I rated Lowe well enough to be an AB. Remember we were picking the likes of George Bridge above such players so theres no disputing a lot of bad decisions have been made by those last two coaches. Does a team like the ABs need a finicky winger who you have to adapt and change a lot of your style with to get benefit from? No, not really. But he still would have been a basic improvement on players like even Savea at the tail of his career, Bridge, and could even have converted into the answer of replacing Beauden at the back. Instead we persisted with NMS, Naholo, Havili, Reece, all players we would have cared even less about losing and all because Rieko had Lowe's number 11 jersey nailed down.


He was of course only 23 when he decided to leave, it was back in the beggining of the period they had started retaining players (from 2018 onwards I think, they came out saying theyre going to be more aggressive at some point). So he might, all of them, only just missed out.


The main point that Ed made is that situations like Lowe's, Aki's, JGP's, aren't going to happen in future. That's a bit of a "NZ" only problem, because those players need to reach such a high standard to be chosen by the All Blacks, were as a country like Ireland wants them a lot earlier like that. This is basically the 'ready in 3 years' concept Ireland relied on, versus the '5 years and they've left' concept' were that player is now ready to be chosen by the All Blacks (given a contract to play Super, ala SBW, and hopefully Manu).

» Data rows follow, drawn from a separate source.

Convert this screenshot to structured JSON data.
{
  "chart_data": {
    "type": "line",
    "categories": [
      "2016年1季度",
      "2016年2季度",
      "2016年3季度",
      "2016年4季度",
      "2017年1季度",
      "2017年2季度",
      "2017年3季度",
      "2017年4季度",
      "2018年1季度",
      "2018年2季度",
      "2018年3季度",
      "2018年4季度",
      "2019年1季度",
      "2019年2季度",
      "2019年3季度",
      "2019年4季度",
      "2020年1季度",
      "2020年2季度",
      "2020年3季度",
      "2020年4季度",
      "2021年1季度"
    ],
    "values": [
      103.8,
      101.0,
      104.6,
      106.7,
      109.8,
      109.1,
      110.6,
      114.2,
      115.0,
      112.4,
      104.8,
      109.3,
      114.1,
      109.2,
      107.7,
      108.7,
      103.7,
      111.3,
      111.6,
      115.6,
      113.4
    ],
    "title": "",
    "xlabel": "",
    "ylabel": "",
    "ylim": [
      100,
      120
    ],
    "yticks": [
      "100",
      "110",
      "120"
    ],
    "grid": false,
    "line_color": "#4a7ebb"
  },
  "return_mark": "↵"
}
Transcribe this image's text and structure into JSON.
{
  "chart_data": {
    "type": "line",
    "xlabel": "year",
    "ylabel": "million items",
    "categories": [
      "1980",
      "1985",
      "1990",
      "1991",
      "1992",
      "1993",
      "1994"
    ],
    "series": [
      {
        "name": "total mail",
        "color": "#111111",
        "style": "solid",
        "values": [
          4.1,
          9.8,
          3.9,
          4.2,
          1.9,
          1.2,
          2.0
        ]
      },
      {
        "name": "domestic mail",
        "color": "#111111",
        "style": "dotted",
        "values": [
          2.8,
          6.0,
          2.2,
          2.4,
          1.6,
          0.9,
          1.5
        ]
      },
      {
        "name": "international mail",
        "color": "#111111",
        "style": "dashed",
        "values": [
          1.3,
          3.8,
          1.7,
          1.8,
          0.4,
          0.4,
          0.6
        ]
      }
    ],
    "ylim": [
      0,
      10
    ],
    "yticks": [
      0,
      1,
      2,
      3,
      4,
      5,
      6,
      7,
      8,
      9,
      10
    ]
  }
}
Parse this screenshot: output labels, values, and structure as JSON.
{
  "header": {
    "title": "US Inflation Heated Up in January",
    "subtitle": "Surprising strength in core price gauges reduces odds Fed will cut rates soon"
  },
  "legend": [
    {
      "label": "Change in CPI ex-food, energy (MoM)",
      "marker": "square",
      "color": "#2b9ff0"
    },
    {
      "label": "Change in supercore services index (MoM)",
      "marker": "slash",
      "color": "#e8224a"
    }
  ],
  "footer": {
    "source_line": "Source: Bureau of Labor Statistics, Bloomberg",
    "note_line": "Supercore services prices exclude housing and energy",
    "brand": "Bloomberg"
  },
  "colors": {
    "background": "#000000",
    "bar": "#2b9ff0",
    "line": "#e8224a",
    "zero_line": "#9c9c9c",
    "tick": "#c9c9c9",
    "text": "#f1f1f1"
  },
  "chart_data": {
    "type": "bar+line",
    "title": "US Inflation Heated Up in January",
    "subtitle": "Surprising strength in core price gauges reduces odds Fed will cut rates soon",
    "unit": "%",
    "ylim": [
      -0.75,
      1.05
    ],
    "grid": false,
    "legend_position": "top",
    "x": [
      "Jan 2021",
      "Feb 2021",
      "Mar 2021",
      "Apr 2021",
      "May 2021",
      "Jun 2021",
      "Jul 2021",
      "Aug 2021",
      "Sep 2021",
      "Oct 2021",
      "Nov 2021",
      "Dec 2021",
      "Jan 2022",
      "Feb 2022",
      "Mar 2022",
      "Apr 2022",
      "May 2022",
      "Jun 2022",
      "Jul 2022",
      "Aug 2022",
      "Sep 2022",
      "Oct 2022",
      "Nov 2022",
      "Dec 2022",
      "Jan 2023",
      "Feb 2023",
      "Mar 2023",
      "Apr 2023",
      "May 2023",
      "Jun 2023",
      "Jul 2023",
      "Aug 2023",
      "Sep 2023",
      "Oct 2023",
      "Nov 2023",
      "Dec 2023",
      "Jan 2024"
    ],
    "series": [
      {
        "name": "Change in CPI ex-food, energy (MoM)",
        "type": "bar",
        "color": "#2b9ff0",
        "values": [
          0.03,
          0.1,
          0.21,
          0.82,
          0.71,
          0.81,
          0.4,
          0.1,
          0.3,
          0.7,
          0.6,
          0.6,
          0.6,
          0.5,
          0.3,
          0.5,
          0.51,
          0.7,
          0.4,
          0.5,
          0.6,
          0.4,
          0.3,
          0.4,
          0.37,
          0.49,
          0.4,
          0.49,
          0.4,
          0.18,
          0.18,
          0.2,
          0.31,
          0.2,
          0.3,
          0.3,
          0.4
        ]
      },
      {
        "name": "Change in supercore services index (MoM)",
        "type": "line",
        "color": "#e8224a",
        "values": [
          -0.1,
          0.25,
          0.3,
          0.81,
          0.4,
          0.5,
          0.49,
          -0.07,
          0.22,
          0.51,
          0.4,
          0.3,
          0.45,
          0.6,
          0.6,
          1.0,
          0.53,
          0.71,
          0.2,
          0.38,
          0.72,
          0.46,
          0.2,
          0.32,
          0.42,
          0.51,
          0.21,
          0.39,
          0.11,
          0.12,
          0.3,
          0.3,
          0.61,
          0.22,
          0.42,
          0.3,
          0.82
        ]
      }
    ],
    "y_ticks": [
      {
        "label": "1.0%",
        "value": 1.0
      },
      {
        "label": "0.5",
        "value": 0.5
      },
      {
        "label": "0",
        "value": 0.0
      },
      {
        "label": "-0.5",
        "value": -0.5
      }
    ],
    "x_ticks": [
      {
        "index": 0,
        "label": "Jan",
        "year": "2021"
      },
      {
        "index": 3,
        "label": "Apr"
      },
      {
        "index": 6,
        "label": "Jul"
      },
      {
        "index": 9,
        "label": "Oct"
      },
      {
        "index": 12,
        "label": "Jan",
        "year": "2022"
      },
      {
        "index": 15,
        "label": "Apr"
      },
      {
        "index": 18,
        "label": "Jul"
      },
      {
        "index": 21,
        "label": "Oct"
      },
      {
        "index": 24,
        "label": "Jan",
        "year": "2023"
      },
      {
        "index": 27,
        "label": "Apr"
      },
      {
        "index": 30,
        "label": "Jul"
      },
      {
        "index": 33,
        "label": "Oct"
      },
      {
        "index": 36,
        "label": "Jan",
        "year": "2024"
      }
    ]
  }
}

The 'mercenary' thing that will take longer to expire, and which I was referring to, is the grandparents rule. The new kids coming through now aren't going to have as many gp born overseas, so the amount of players that can leave with a prospect of International rugby offer are going to drop dramatically at some point. All these kiwi fellas playing for a PI, is going to stop sadly.


The new era problem that will replace those old concerns is now French and Japanese clubs (doing the same as NRL teams have done for decades by) picking kids out of school. The problem here is not so much a national identity one, than it is a farm system where 9 in 10 players are left with nothing. A stunted education and no support in a foreign country (well they'll get kicked out of those countries were they don't in Australia).


It's the same sort of situation were NZ would be the big guy, but there weren't many downsides with it. The only one I can think was brought up but a poster on this site, I can't recall who it was, but he seemed to know a lot of kids coming from the Islands weren't really given the capability to fly back home during school xms holidays etc. That is probably something that should be fixed by the union. Otherwise getting someone like Fakatava over here for his last year of school definitely results in NZ being able to pick the cherries off the top but it also allows that player to develop and be able to represent Tonga and under age and possibly even later in his career. Where as a kid being taken from NZ is arguably going to be worse off in every respect other than perhaps money. Not going to develop as a person, not going to develop as a player as much, so I have a lotof sympathy for NZs case that I don't include them in that group but I certainly see where you're coming from and it encourages other countries to think they can do the same while not realising they're making a much worse experience/situation.